Support Questions

Find answers, ask questions, and share your expertise

libhdfs missing

avatar

I'm currently using Hortonworks 3.0.0.0-1634 (installed ~ 2 weeks ago). The system itself is great, but I can't seem to get libhdfs loaded into pyarrow.
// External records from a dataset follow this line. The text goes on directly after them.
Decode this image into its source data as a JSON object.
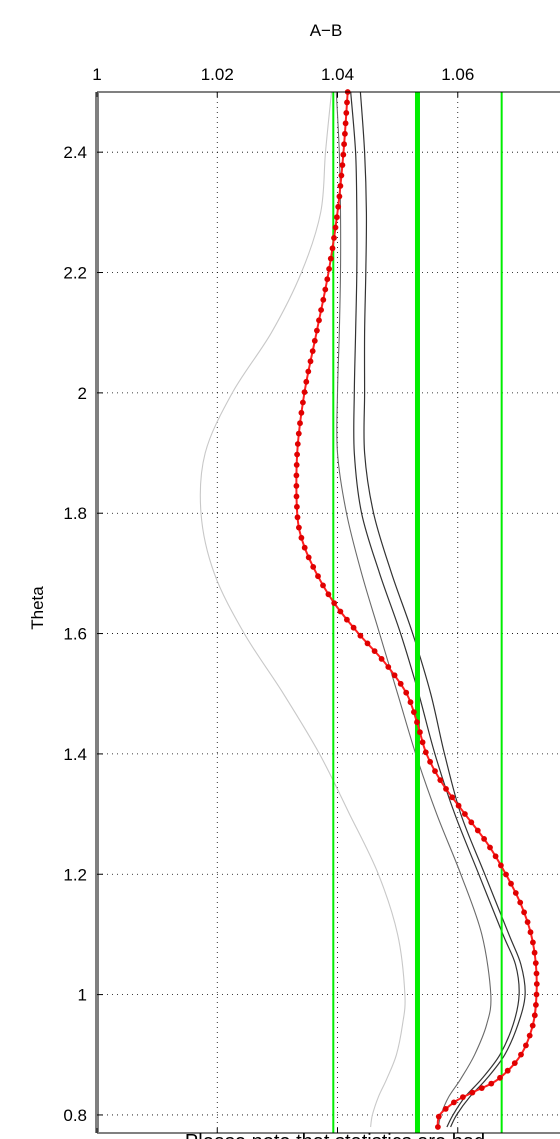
{
  "chart_data": {
    "type": "line",
    "title": "A−B",
    "xlabel": "",
    "ylabel": "Theta",
    "x_axis_position": "top",
    "xlim": [
      1,
      1.078
    ],
    "ylim": [
      0.77,
      2.5
    ],
    "x_ticks": [
      1,
      1.02,
      1.04,
      1.06
    ],
    "x_tick_labels": [
      "1",
      "1.02",
      "1.04",
      "1.06"
    ],
    "y_ticks": [
      0.8,
      1.0,
      1.2,
      1.4,
      1.6,
      1.8,
      2.0,
      2.2,
      2.4
    ],
    "y_tick_labels": [
      "0.8",
      "1",
      "1.2",
      "1.4",
      "1.6",
      "1.8",
      "2",
      "2.2",
      "2.4"
    ],
    "grid": true,
    "annotation": "Please note that statistics are bad",
    "colors": {
      "main": "#ff2020",
      "marker": "#e00000",
      "vertical_lines": "#00ee00",
      "band_dark": "#333333",
      "band_mid": "#6a6a6a",
      "band_light": "#c8c8c8",
      "left_edge": "#808080",
      "annotation": "#ff0000"
    },
    "vertical_lines": [
      {
        "x": 1.0393,
        "width": "thin"
      },
      {
        "x": 1.0533,
        "width": "thick"
      },
      {
        "x": 1.0673,
        "width": "thin"
      }
    ],
    "series": [
      {
        "role": "main",
        "points": [
          [
            1.0417,
            2.5
          ],
          [
            1.041,
            2.4
          ],
          [
            1.04,
            2.3
          ],
          [
            1.0385,
            2.2
          ],
          [
            1.0365,
            2.1
          ],
          [
            1.0345,
            2.0
          ],
          [
            1.0333,
            1.9
          ],
          [
            1.0333,
            1.8
          ],
          [
            1.0343,
            1.75
          ],
          [
            1.0365,
            1.7
          ],
          [
            1.0395,
            1.65
          ],
          [
            1.0435,
            1.6
          ],
          [
            1.048,
            1.55
          ],
          [
            1.0515,
            1.5
          ],
          [
            1.0533,
            1.45
          ],
          [
            1.0548,
            1.4
          ],
          [
            1.0575,
            1.35
          ],
          [
            1.0612,
            1.3
          ],
          [
            1.065,
            1.25
          ],
          [
            1.068,
            1.2
          ],
          [
            1.0705,
            1.15
          ],
          [
            1.0722,
            1.1
          ],
          [
            1.073,
            1.05
          ],
          [
            1.0731,
            1.0
          ],
          [
            1.0725,
            0.95
          ],
          [
            1.0705,
            0.9
          ],
          [
            1.0668,
            0.86
          ],
          [
            1.063,
            0.84
          ],
          [
            1.06,
            0.825
          ],
          [
            1.058,
            0.81
          ],
          [
            1.057,
            0.8
          ],
          [
            1.0567,
            0.79
          ],
          [
            1.0567,
            0.78
          ]
        ]
      },
      {
        "role": "band_dark_1",
        "points": [
          [
            1.0438,
            2.5
          ],
          [
            1.0445,
            2.4
          ],
          [
            1.0448,
            2.3
          ],
          [
            1.0447,
            2.2
          ],
          [
            1.0445,
            2.1
          ],
          [
            1.0445,
            2.0
          ],
          [
            1.0445,
            1.9
          ],
          [
            1.046,
            1.8
          ],
          [
            1.049,
            1.7
          ],
          [
            1.0525,
            1.6
          ],
          [
            1.0555,
            1.5
          ],
          [
            1.0578,
            1.4
          ],
          [
            1.0605,
            1.3
          ],
          [
            1.0645,
            1.2
          ],
          [
            1.0685,
            1.1
          ],
          [
            1.0705,
            1.05
          ],
          [
            1.0712,
            1.0
          ],
          [
            1.07,
            0.95
          ],
          [
            1.0678,
            0.9
          ],
          [
            1.0648,
            0.86
          ],
          [
            1.062,
            0.83
          ],
          [
            1.0598,
            0.8
          ],
          [
            1.0588,
            0.78
          ]
        ]
      },
      {
        "role": "band_dark_2",
        "points": [
          [
            1.0422,
            2.5
          ],
          [
            1.043,
            2.4
          ],
          [
            1.0432,
            2.3
          ],
          [
            1.0432,
            2.2
          ],
          [
            1.043,
            2.1
          ],
          [
            1.0428,
            2.0
          ],
          [
            1.0428,
            1.9
          ],
          [
            1.044,
            1.8
          ],
          [
            1.047,
            1.7
          ],
          [
            1.0505,
            1.6
          ],
          [
            1.0535,
            1.5
          ],
          [
            1.0562,
            1.4
          ],
          [
            1.0595,
            1.3
          ],
          [
            1.0635,
            1.2
          ],
          [
            1.0675,
            1.1
          ],
          [
            1.0696,
            1.05
          ],
          [
            1.0702,
            1.0
          ],
          [
            1.0692,
            0.95
          ],
          [
            1.067,
            0.9
          ],
          [
            1.064,
            0.86
          ],
          [
            1.0612,
            0.83
          ],
          [
            1.0592,
            0.8
          ],
          [
            1.0582,
            0.78
          ]
        ]
      },
      {
        "role": "band_mid",
        "points": [
          [
            1.0398,
            2.5
          ],
          [
            1.0403,
            2.4
          ],
          [
            1.0405,
            2.3
          ],
          [
            1.0405,
            2.2
          ],
          [
            1.0403,
            2.1
          ],
          [
            1.04,
            2.0
          ],
          [
            1.04,
            1.9
          ],
          [
            1.0415,
            1.8
          ],
          [
            1.044,
            1.7
          ],
          [
            1.047,
            1.6
          ],
          [
            1.05,
            1.5
          ],
          [
            1.053,
            1.4
          ],
          [
            1.0565,
            1.3
          ],
          [
            1.0605,
            1.2
          ],
          [
            1.064,
            1.1
          ],
          [
            1.0655,
            1.0
          ],
          [
            1.0648,
            0.95
          ],
          [
            1.0628,
            0.9
          ],
          [
            1.0605,
            0.86
          ],
          [
            1.0585,
            0.83
          ],
          [
            1.0572,
            0.8
          ],
          [
            1.0568,
            0.78
          ]
        ]
      },
      {
        "role": "band_light",
        "points": [
          [
            1.039,
            2.5
          ],
          [
            1.038,
            2.4
          ],
          [
            1.0372,
            2.3
          ],
          [
            1.034,
            2.2
          ],
          [
            1.029,
            2.1
          ],
          [
            1.0225,
            2.0
          ],
          [
            1.018,
            1.9
          ],
          [
            1.0173,
            1.8
          ],
          [
            1.0195,
            1.7
          ],
          [
            1.0245,
            1.6
          ],
          [
            1.031,
            1.5
          ],
          [
            1.037,
            1.4
          ],
          [
            1.042,
            1.3
          ],
          [
            1.0468,
            1.2
          ],
          [
            1.05,
            1.1
          ],
          [
            1.0512,
            1.0
          ],
          [
            1.0508,
            0.95
          ],
          [
            1.0498,
            0.9
          ],
          [
            1.0482,
            0.86
          ],
          [
            1.0468,
            0.83
          ],
          [
            1.0458,
            0.8
          ],
          [
            1.0455,
            0.78
          ]
        ]
      }
    ]
  }
}
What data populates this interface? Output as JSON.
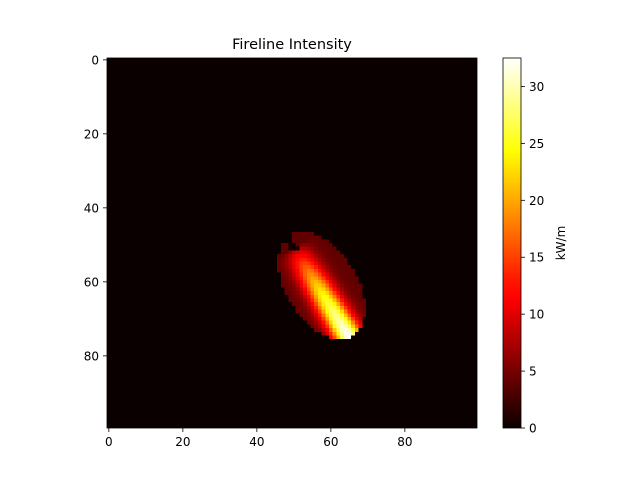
{
  "chart_data": {
    "type": "heatmap",
    "title": "Fireline Intensity",
    "xlabel": "",
    "ylabel": "",
    "grid_shape": [
      100,
      100
    ],
    "x_ticks": [
      0,
      20,
      40,
      60,
      80
    ],
    "y_ticks": [
      0,
      20,
      40,
      60,
      80
    ],
    "xlim": [
      -0.5,
      99.5
    ],
    "ylim": [
      99.5,
      -0.5
    ],
    "y_axis_inverted": true,
    "grid": false,
    "background_value": 0,
    "colormap": "hot",
    "colorbar": {
      "label": "kW/m",
      "range": [
        0,
        32.5
      ],
      "ticks": [
        0,
        5,
        10,
        15,
        20,
        25,
        30
      ],
      "placement": "right"
    },
    "burned_region": {
      "shape": "ellipse",
      "center": [
        57.5,
        61.0
      ],
      "semi_axis_major": 16.0,
      "semi_axis_minor": 9.5,
      "major_axis_direction_deg": 58,
      "ignition_point": [
        50,
        51
      ],
      "head_point": [
        68,
        72
      ],
      "intensity_at_ignition": 0,
      "intensity_along_spread_axis_max": 32.5,
      "intensity_at_flanks": 4
    }
  }
}
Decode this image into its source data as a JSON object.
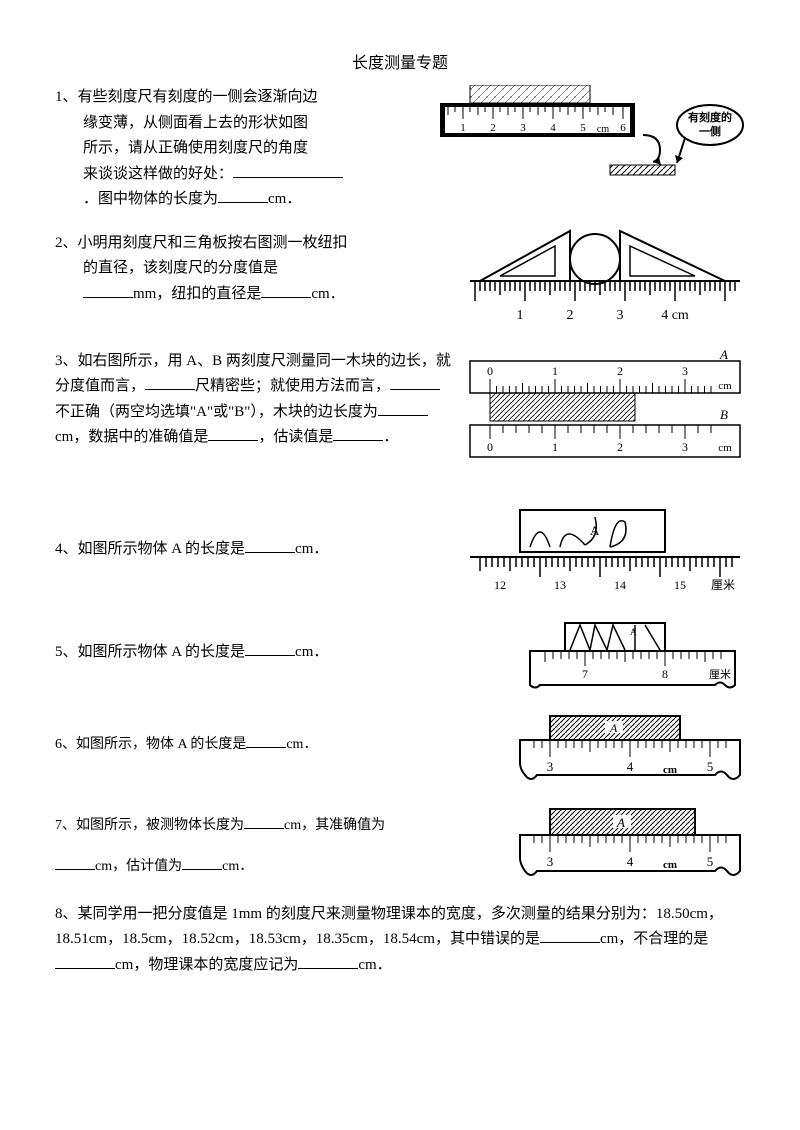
{
  "title": "长度测量专题",
  "q1": {
    "num": "1、",
    "line1": "有些刻度尺有刻度的一侧会逐渐向边",
    "line2": "缘变薄，从侧面看上去的形状如图",
    "line3": "所示，请从正确使用刻度尺的角度",
    "line4": "来谈谈这样做的好处：",
    "line5": "．图中物体的长度为",
    "unit": "cm．",
    "ruler_labels": [
      "1",
      "2",
      "3",
      "4",
      "5",
      "6"
    ],
    "ruler_unit": "cm",
    "callout": "有刻度的一侧"
  },
  "q2": {
    "num": "2、",
    "line1": "小明用刻度尺和三角板按右图测一枚纽扣",
    "line2": "的直径，该刻度尺的分度值是",
    "line3": "mm，纽扣的直径是",
    "unit": "cm．",
    "ruler_labels": [
      "1",
      "2",
      "3",
      "4 cm"
    ]
  },
  "q3": {
    "num": "3、",
    "text1": "如右图所示，用 A、B 两刻度尺测量同一木块的边长，就分度值而言，",
    "text2": "尺精密些；就使用方法而言，",
    "text3": "不正确（两空均选填\"A\"或\"B\"），木块的边长度为",
    "text4": "cm，数据中的准确值是",
    "text5": "，估读值是",
    "text6": "．",
    "labelA": "A",
    "labelB": "B",
    "ruler_labels": [
      "0",
      "1",
      "2",
      "3"
    ],
    "ruler_unit": "cm"
  },
  "q4": {
    "num": "4、",
    "text": "如图所示物体 A 的长度是",
    "unit": "cm．",
    "box_label": "A",
    "ruler_labels": [
      "12",
      "13",
      "14",
      "15"
    ],
    "ruler_unit": "厘米"
  },
  "q5": {
    "num": "5、",
    "text": "如图所示物体 A 的长度是",
    "unit": "cm．",
    "box_label": "A",
    "ruler_labels": [
      "7",
      "8"
    ],
    "ruler_unit": "厘米"
  },
  "q6": {
    "num": "6、",
    "text": "如图所示，物体 A 的长度是",
    "unit": "cm．",
    "box_label": "A",
    "ruler_labels": [
      "3",
      "4",
      "5"
    ],
    "ruler_unit": "cm"
  },
  "q7": {
    "num": "7、",
    "text1": "如图所示，被测物体长度为",
    "text2": "cm，其准确值为",
    "text3": "cm，估计值为",
    "text4": "cm．",
    "box_label": "A",
    "ruler_labels": [
      "3",
      "4",
      "5"
    ],
    "ruler_unit": "cm"
  },
  "q8": {
    "num": "8、",
    "text1": "某同学用一把分度值是 1mm 的刻度尺来测量物理课本的宽度，多次测量的结果分别为：18.50cm，18.51cm，18.5cm，18.52cm，18.53cm，18.35cm，18.54cm，其中错误的是",
    "text2": "cm，不合理的是",
    "text3": "cm，物理课本的宽度应记为",
    "text4": "cm．"
  },
  "colors": {
    "stroke": "#000000",
    "fill_white": "#ffffff",
    "ruler_dark": "#000000",
    "hatch": "#000000"
  }
}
Which makes ingestion difficult.

The libhdfs0 package is installed on the systems, but when I try to actually find the .so file, it is a broken link:

root@use1-hadoop-5:~/compact# ls -larth /usr/hdp/3.0.0.0-1634/usr/lib/
total 8.0K
lrwxrwxrwx 1 root root   16 Jul 12 21:06 libhdfs.so -> libhdfs.so.0.0.0
drwxr-xr-x 4 root root 4.0K Sep 21 19:00 ..
drwxr-xr-x 2 root root 4.0K Sep 21 19:01 .

Am I missing something here?

Example failure:

root@use1-hadoop-5:~/compact# python3 
Python 3.5.2 (default, Nov 23 2017, 16:37:01) 
[GCC 5.4.0 20160609] on linux
Type "help", "copyright", "credits" or "license" for more information.
>>> import os
>>> os.environ["HADOOP_HOME"] = "/usr/hdp/current/hadoop-client"
>>> os.environ["JAVA_HOME"] = "/usr/jdk64/jdk1.8.0_112/"
>>> import subprocess
>>> classpath = subprocess.Popen(["/usr/hdp/current/hadoop-client/bin/hdfs", "classpath", "--glob"], stdout=subprocess.PIPE).communicate()[0]
>>> os.environ["CLASSPATH"] = classpath.decode("utf-8")
>>> import pyarrow as pa
>>> fs = pa.hdfs.connect("use1-hadoop-namenode-1.datto.lan", 50070, user="hdfs")
Traceback (most recent call last):
  File "<stdin>", line 1, in <module>
  File "/usr/local/lib/python3.5/dist-packages/pyarrow/hdfs.py", line 183, in connect
    extra_conf=extra_conf)
  File "/usr/local/lib/python3.5/dist-packages/pyarrow/hdfs.py", line 37, in __init__
    self._connect(host, port, user, kerb_ticket, driver, extra_conf)
  File "pyarrow/io-hdfs.pxi", line 89, in pyarrow.lib.HadoopFileSystem._connect
  File "pyarrow/error.pxi", line 83, in pyarrow.lib.check_status
pyarrow.lib.ArrowIOError: Unable to load libhdfs

10 REPLIES 10

avatar
New Contributor

On my version (6.3.3) 
It is found not in CDH/lib/hadoop/lib where it gets looked for, but out in 

 CDH/lib64 for some reason.

A symlink from hadoop/native out to lib64 would solve it.
cloudera/parcels/CDH/lib64/libhdfs.so